I think this is the part I hold issue with. How can you catch the right fish, unless you’re routinely casting your fishing net?
I agree that the processing/battery cost of this process is small, but I do think that they’re not just throwing away the other fish, but putting them into specific baskets.
I hold no issue with the rest of your comment
It’s a technique called Keyword Spotting (KWS). https://en.wikipedia.org/wiki/Keyword_spotting
This uses a tiny speech recognition model that’s trained on very specific words or phrases which are (usually) distinct from general conversation. The model being so small makes it extremely optimized even before any optimization steps like quantization, requiring very little computation to process the audio stream to detect whether the keyword has been spoken. Here’s a 2021 paper where a team of researchers optimized a KWS to use just 251uJ (0.00007 milliwatt-hours) per inference: https://arxiv.org/pdf/2111.04988
The small size of the KWS model, required for the low power consumption, means it alone can’t be used to listen in on conversations, it outright doesn’t understand anything other than what it’s been trained to identify. This is also why you usually can’t customize the keyword to just anything, but one of a limited set of words or phrases.

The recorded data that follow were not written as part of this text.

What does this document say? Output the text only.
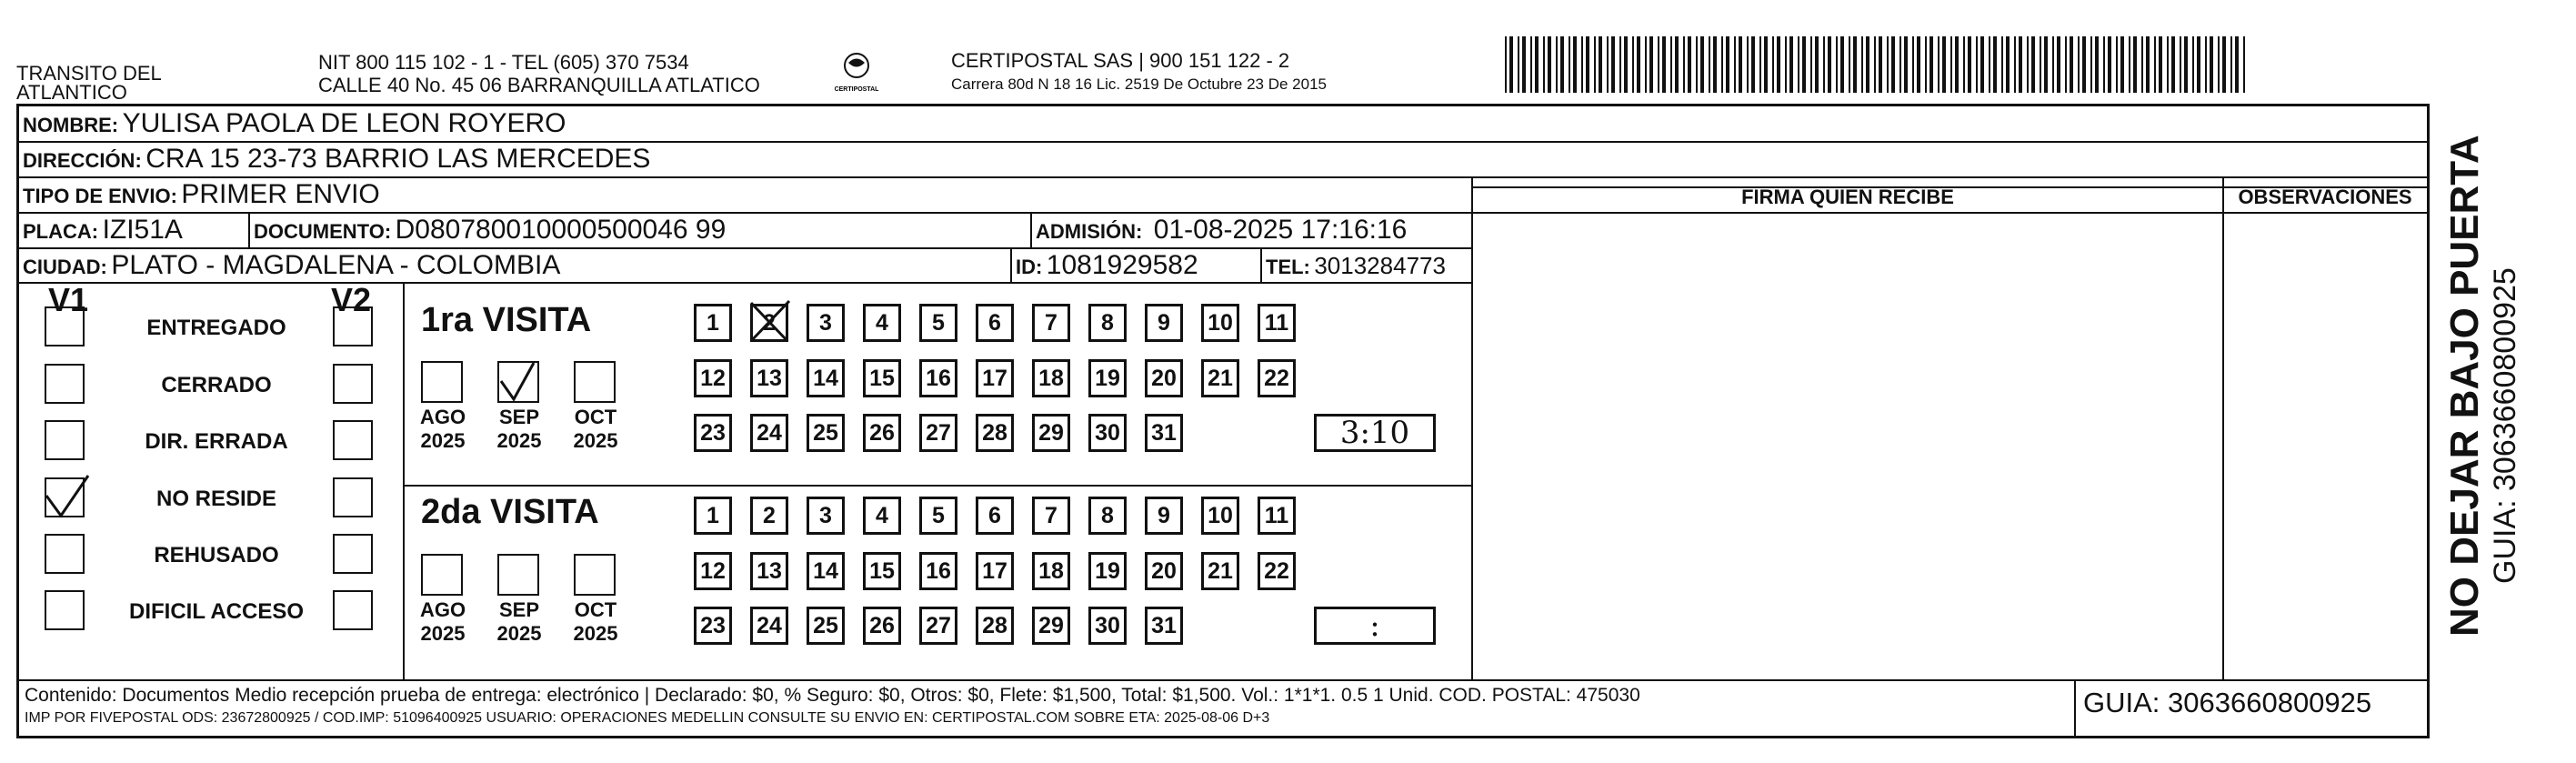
TRANSITO DEL
ATLANTICO
NIT 800 115 102 - 1 - TEL (605) 370 7534
CALLE 40 No. 45 06 BARRANQUILLA ATLATICO	CERTIPOSTAL
CERTIPOSTAL SAS | 900 151 122 - 2
Carrera 80d N 18 16 Lic. 2519 De Octubre 23 De 2015
NOMBRE: YULISA PAOLA DE LEON ROYERO
DIRECCIÓN: CRA 15 23-73 BARRIO LAS MERCEDES
TIPO DE ENVIO: PRIMER ENVIO	FIRMA QUIEN RECIBE	OBSERVACIONES
PLACA: IZI51A	DOCUMENTO: D080780010000500046 99	ADMISIÓN: 01-08-2025 17:16:16
CIUDAD: PLATO - MAGDALENA - COLOMBIA	ID: 1081929582	TEL: 3013284773
V1	V2
ENTREGADO
CERRADO
DIR. ERRADA
NO RESIDE
REHUSADO
DIFICIL ACCESO
1ra VISITA
2da VISITA
AGO
2025
SEP
2025
OCT
2025
1	2	3	4	5	6	7	8	9	10	11
12 13 14 15 16 17 18 19 20 21 22
23 24 25 26 27 28 29 30 31	3:10
AGO
2025
SEP
2025
OCT
2025
1	2	3	4	5	6	7	8	9	10	11
12 13 14 15 16 17 18 19 20 21 22
23 24 25 26 27 28 29 30 31	:
Contenido: Documentos Medio recepción prueba de entrega: electrónico | Declarado: $0, % Seguro: $0, Otros: $0, Flete: $1,500, Total: $1,500. Vol.: 1*1*1. 0.5 1 Unid. COD. POSTAL: 475030
IMP POR FIVEPOSTAL ODS: 23672800925 / COD.IMP: 51096400925 USUARIO: OPERACIONES MEDELLIN CONSULTE SU ENVIO EN: CERTIPOSTAL.COM SOBRE ETA: 2025-08-06 D+3	GUIA: 3063660800925
NO DEJAR BAJO PUERTA GUIA: 3063660800925
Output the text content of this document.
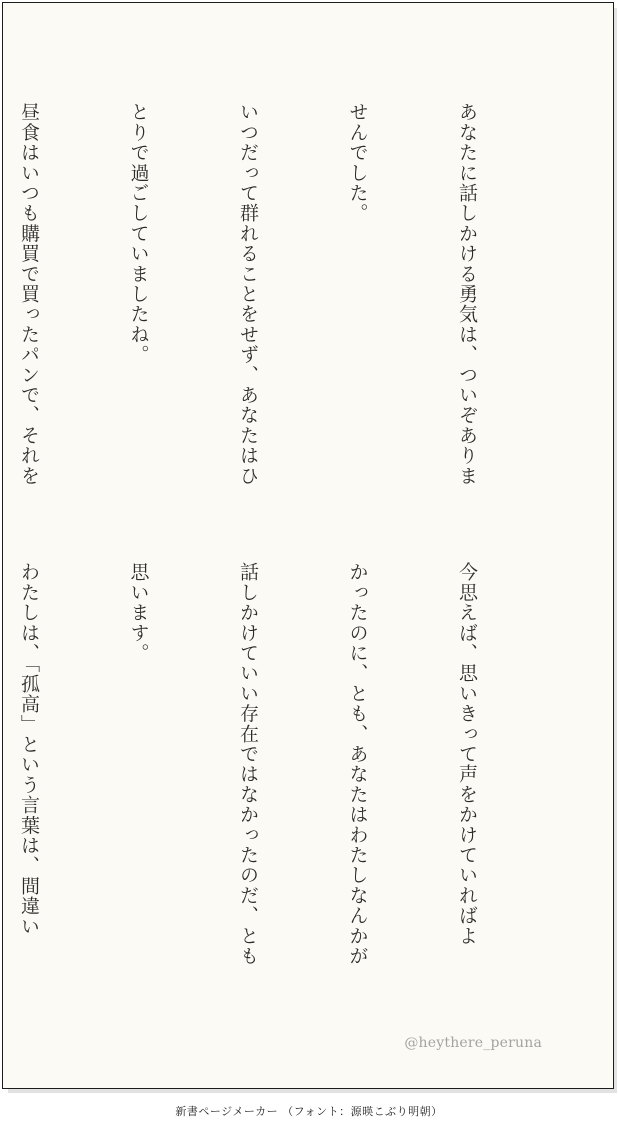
あなたに話しかける勇気は、ついぞありま

せんでした。

いつだって群れることをせず、あなたはひ

とりで過ごしていましたね。

昼食はいつも購買で買ったパンで、それを

今思えば、思いきって声をかけていればよ

かったのに、とも、あなたはわたしなんかが

話しかけていい存在ではなかったのだ、とも

思います。

わたしは、「孤高」という言葉は、間違い

@heythere_peruna
新書ページメーカー （フォント：源暎こぶり明朝）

This all means that if you’re ever given an option for completely custom wake phrases, you can be reasonably sure that device is running full speech detection on everything it hears. This is where a smart TV or Amazon Alexa, which are plugged in, have a lot more freedom to listen as much as they want with as complex of a model as they want. High-quality speech-to-text apps like FUTO Voice Input run locally on just about any modern smartphone, so something like a Roku TV can definitely do it.
I appreciate the links, but these are all about how to efficiently process an audio sample for a signal of choice.
My question is, how often is audio sampled from the vicinity to allow such processing to happen.
Given the near-immediate response of “Hey Google”, I would guess once or twice a second.
The amount of processing power that would be needed to listen the output of billions of devices 24/7 just to push ads wouldn’t make economic sense.
AI acceleration ASICs are already in a lot of hardware these days. It doesn’t take a whole lot anymore for it to be both cheap and feasible.
Well neither dies the cost of llm but that’s bit stopping them
This stuff isn’t magic. It’s tech. These things can be proved by analyzing network traffic.
It would be pretty easy to test, too.
Get a pre-paid phone. Set up a brand-new Google or Apple account. Activate phone using the new account. Put it through its paces for a few hours and note the ads you get.
Shoot the shit with your friends and family with the phone on the table for a few hours.
Put the phone through its paces again and note the ads you get.